Folha de S.Paulo

Irmãos Dardenne repetem voyeurismo com imigrantes africanos

- Leonardo Sanchez

cannes (frança) Os irmãos belgas Luc Dardenne e Jean-Pierre Dardenne voltaram à Riviera Francesa pela nona vez para apresentar “Tori et Lokita”, nesta terça-feira. O filme concorre à Palma de Ouro seguindo as mesmas fórmulas que os levaram a Cannes em anos anteriores, como em “A Criança” e “Rosetta”. Ambos renderam à dupla o maior prêmio do festival e coroam a lista de diversos troféus que eles já receberam no evento francês.

Mais uma vez, há um drama familiar misturado a uma denúncia social, fusão que marca a trajetória dos Dardenne.

Em “Tori et Lokita”, os personagen­s do título são irmãos que imigraram para a Bélgica —o pequeno conseguiu um visto permanente porque era perseguido em seu país natal, enquanto a mais velha fracassa ao tentar fixar residência ali.

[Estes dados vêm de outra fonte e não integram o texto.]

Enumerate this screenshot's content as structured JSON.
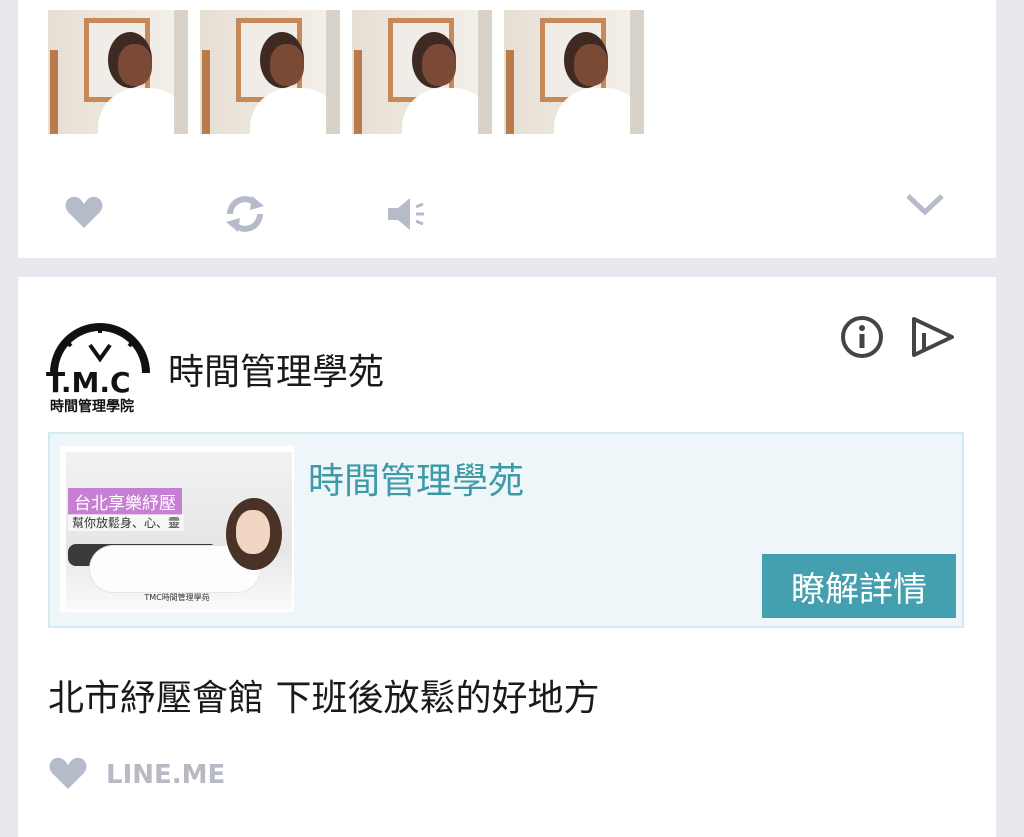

Os problemas que eles enfrentam partem daí, de uma óbvia observação de que a sociedade belga —quer dizer, a Europa— não está pronta para receber e integrar estrangeir­os.

Daí, uma série de desgraças recai sobre os irmãos. Eles têm de recorrer à venda drogas para um chef de cozinha mau caráter para conseguir dinheiro. Lokita precisa dividir o pouco que ganha com a mãe, que ficou na África e a repreende sempre que possível, e com o homem que a levou clandestin­amente para a Bélgica. Para lidar com as supostas dívidas, faz sexo oral no mesmo chef que a subemprega.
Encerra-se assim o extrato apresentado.